Houve muita reação intelectual sem recorrer às armas. Apesar da repressão, se analisarmos Caetano, Gil, Vandré e o pessoal do teatro, vemos que quem tinha coragem de dizer alguma coisa, disse.
Carlos Heitor Cony.
O imaginário acerca da geração de músicos que permeou a ditadura foi moldada pelo atrito com o regime e amplificada pelo fortalecimento da indústria cultural. Com o crescimento econômico ocorrido entre os anos 60 e 1973 e o avanço do capitalismo, gravadoras, emissoras de TV e editoras também se expandiram nesse processo de urbanização.
Afinal, de certa forma, não foi a arte que enfrentou a ditadura, mas sim, o oposto. De acordo com um estudo denominado Isto não é uma obra: Arte e ditadura, realizado por Julia Buenaventura Valencia de Cayses, mestre em História e Teoria da Arte e da Arquitetura pela Universidade Nacional da Colômbia, no Brasil dos anos 1950 e 1960, estava a semente de qualquer revolução e um questionamento profundo da propriedade privada. Os artistas, naquela época, ao dissolverem a fronteira entre a arte e a vida, estavam boicotando a relação capitalista entre produção e consumo.
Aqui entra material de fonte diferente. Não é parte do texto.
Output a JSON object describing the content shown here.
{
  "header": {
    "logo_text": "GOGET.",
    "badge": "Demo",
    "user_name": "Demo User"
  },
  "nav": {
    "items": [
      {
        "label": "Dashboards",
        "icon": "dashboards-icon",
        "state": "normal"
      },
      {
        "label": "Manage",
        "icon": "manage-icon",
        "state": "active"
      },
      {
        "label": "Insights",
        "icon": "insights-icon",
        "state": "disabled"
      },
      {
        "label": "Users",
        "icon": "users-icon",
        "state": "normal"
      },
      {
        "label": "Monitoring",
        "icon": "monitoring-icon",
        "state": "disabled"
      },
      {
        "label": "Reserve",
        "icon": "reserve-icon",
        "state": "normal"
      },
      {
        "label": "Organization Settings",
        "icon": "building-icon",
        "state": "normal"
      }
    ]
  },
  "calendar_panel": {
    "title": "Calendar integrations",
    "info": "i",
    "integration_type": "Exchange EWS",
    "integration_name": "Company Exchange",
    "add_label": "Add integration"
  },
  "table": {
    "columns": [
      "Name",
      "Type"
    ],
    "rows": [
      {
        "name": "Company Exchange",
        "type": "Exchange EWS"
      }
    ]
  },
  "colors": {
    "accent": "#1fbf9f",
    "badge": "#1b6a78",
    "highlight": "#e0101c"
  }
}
O projeto era liberar o homem, e quando esse é o projeto, quem está no poder tem de tomar providências.
Julia Buenaventura Valencia de Cayses.
Dessa forma, apesar da relativa liberdade do início da ditadura, o rigor da censura foi crescendo e se tornando, cada vez mais, uma relação de poder, mais que o simples ferimento dos ideais do regime militar. A partir de 5 de dezembro de 1968, com a vigência do AI-5, a censura estaria oficializada e toda peça cultural deveria ser submetida ao crivo dos censores, reprimindo artistas e intelectuais brasileiros.
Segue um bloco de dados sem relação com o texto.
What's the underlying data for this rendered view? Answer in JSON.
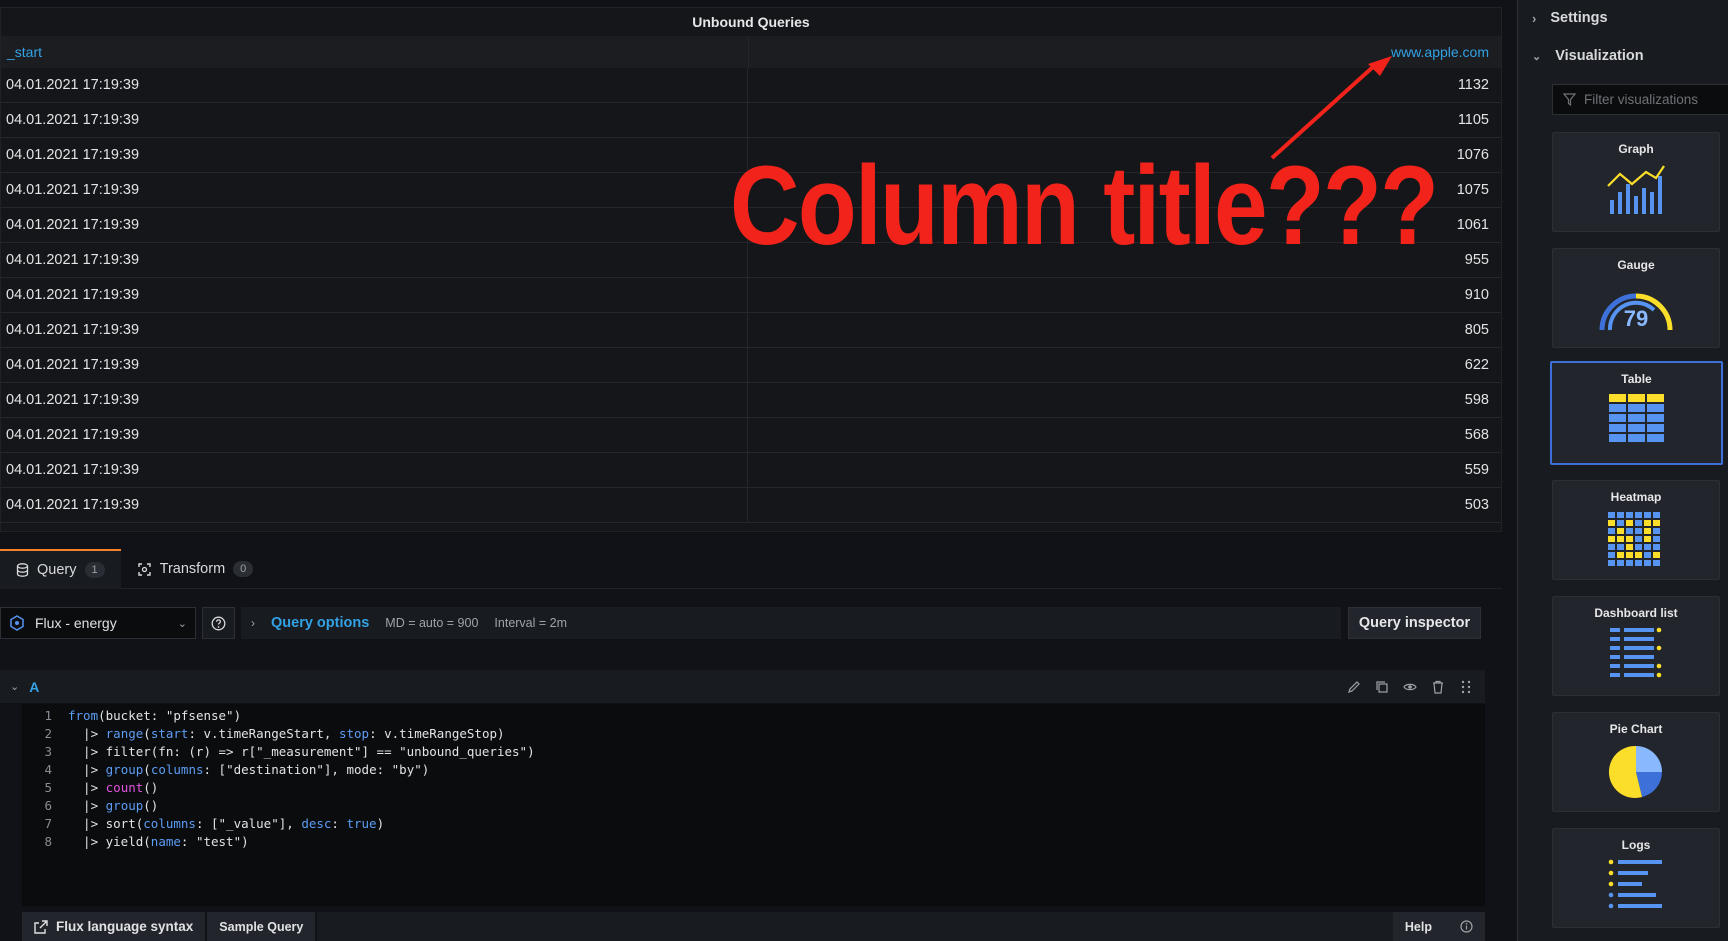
{
  "panel": {
    "title": "Unbound Queries",
    "columns": [
      "_start",
      "www.apple.com"
    ],
    "rows": [
      [
        "04.01.2021 17:19:39",
        "1132"
      ],
      [
        "04.01.2021 17:19:39",
        "1105"
      ],
      [
        "04.01.2021 17:19:39",
        "1076"
      ],
      [
        "04.01.2021 17:19:39",
        "1075"
      ],
      [
        "04.01.2021 17:19:39",
        "1061"
      ],
      [
        "04.01.2021 17:19:39",
        "955"
      ],
      [
        "04.01.2021 17:19:39",
        "910"
      ],
      [
        "04.01.2021 17:19:39",
        "805"
      ],
      [
        "04.01.2021 17:19:39",
        "622"
      ],
      [
        "04.01.2021 17:19:39",
        "598"
      ],
      [
        "04.01.2021 17:19:39",
        "568"
      ],
      [
        "04.01.2021 17:19:39",
        "559"
      ],
      [
        "04.01.2021 17:19:39",
        "503"
      ]
    ]
  },
  "annotation": {
    "text": "Column title???",
    "color": "#f2231a"
  },
  "tabs": {
    "query": {
      "label": "Query",
      "count": "1"
    },
    "transform": {
      "label": "Transform",
      "count": "0"
    }
  },
  "query_bar": {
    "datasource": "Flux - energy",
    "options_label": "Query options",
    "md": "MD = auto = 900",
    "interval": "Interval = 2m",
    "inspector": "Query inspector"
  },
  "query_row": {
    "letter": "A"
  },
  "code_lines": [
    {
      "n": "1",
      "parts": [
        [
          "kw",
          "from"
        ],
        [
          "",
          "(bucket: \"pfsense\")"
        ]
      ]
    },
    {
      "n": "2",
      "parts": [
        [
          "",
          "  |> "
        ],
        [
          "kw",
          "range"
        ],
        [
          "",
          "("
        ],
        [
          "kw",
          "start"
        ],
        [
          "",
          ": v.timeRangeStart, "
        ],
        [
          "kw",
          "stop"
        ],
        [
          "",
          ": v.timeRangeStop)"
        ]
      ]
    },
    {
      "n": "3",
      "parts": [
        [
          "",
          "  |> filter(fn: (r) => r[\"_measurement\"] == \"unbound_queries\")"
        ]
      ]
    },
    {
      "n": "4",
      "parts": [
        [
          "",
          "  |> "
        ],
        [
          "kw",
          "group"
        ],
        [
          "",
          "("
        ],
        [
          "kw",
          "columns"
        ],
        [
          "",
          ": [\"destination\"], mode: \"by\")"
        ]
      ]
    },
    {
      "n": "5",
      "parts": [
        [
          "",
          "  |> "
        ],
        [
          "pk",
          "count"
        ],
        [
          "",
          "()"
        ]
      ]
    },
    {
      "n": "6",
      "parts": [
        [
          "",
          "  |> "
        ],
        [
          "kw",
          "group"
        ],
        [
          "",
          "()"
        ]
      ]
    },
    {
      "n": "7",
      "parts": [
        [
          "",
          "  |> sort("
        ],
        [
          "kw",
          "columns"
        ],
        [
          "",
          ": [\"_value\"], "
        ],
        [
          "kw",
          "desc"
        ],
        [
          "",
          ": "
        ],
        [
          "kw",
          "true"
        ],
        [
          "",
          ")"
        ]
      ]
    },
    {
      "n": "8",
      "parts": [
        [
          "",
          "  |> yield("
        ],
        [
          "kw",
          "name"
        ],
        [
          "",
          ": \"test\")"
        ]
      ]
    }
  ],
  "bottom_bar": {
    "syntax": "Flux language syntax",
    "sample": "Sample Query",
    "help": "Help"
  },
  "sidebar": {
    "settings": "Settings",
    "visualization": "Visualization",
    "filter_placeholder": "Filter visualizations",
    "cards": [
      "Graph",
      "Gauge",
      "Table",
      "Heatmap",
      "Dashboard list",
      "Pie Chart",
      "Logs"
    ],
    "selected": "Table",
    "gauge_value": "79"
  },
  "colors": {
    "accent": "#33a2e5",
    "blue": "#5794f2",
    "yellow": "#fade2a",
    "orange": "#f5822a",
    "selected": "#3d71d9"
  }
}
[Os censores] não tratavam a arte como forma de revolução. Mas os laudos da censura eram, muitas vezes, justificativas para vetos que já estavam definidos para determinados autores, atores e temas. A censura, antes de tudo, é uma relação de poder entre pessoas, e não do censor quanto ao texto. O texto é só um pretexto. O Estado precisava achar algo para demonstrar que tinha poder. Então, nem sempre faz sentido porque não é o que importa. É a relação de poder, o medo da repressão e do prejuízo econômico.
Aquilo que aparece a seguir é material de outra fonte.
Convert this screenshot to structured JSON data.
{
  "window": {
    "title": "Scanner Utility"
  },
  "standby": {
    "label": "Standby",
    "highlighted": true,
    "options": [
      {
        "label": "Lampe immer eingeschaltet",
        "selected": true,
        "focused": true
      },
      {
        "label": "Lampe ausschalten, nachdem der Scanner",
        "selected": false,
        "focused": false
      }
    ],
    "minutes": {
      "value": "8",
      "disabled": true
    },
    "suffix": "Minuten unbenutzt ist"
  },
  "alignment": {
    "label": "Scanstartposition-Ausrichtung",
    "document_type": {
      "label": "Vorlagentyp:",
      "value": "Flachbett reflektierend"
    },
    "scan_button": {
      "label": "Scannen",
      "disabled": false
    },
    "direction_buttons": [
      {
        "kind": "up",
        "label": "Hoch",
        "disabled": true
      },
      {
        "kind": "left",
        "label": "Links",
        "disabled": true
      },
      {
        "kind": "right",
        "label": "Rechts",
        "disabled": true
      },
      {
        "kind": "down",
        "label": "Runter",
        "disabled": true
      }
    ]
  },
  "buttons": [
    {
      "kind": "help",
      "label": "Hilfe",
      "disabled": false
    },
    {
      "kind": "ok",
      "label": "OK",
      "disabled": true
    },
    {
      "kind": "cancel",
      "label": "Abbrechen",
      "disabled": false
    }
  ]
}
Cristina Costa, diretora do Observatório de Comunicação, Liberdade de Expressão e Censura da USP.
Como o tipo de conteúdo que seria censurado era muito relativo — não só um posicionamento contra o governo, mas também todo e qualquer termo ou situação que atentasse contra a moral e os bons costumes — a estrutura de poder criada entre os censores e os artistas se mostrava cada vez mais presente. Alguns membros do Departamento de Censura de Diversões Públicas (DCDP), órgão oficial de censura na ditadura, consideravam a linguagem padrão algo incluso nos bons costumes.
Algumas das composições de Adorinan Barbosa, compositor paulista, foram barradas por utilizar a forma coloquial da fala. Expressões como “tauba” (tábua), “revorve” (revólver) e “artomove” (automóvel) já foram motivo de veto com justificativa de serem de “péssimo gosto”, ou de “gosto duvidável”.
Mesmo assim, compositores, dramaturgos, escritores, cineastas e jornalistas, então, tiveram de usar recursos cada vez mais criativos para driblar os censores e disseminar suas obras. Nos anos de chumbo, a utilização das metáforas ficou cada vez mais frequente, tornando-se ainda, um recurso linguístico da época: a chamada linguagem de frestas.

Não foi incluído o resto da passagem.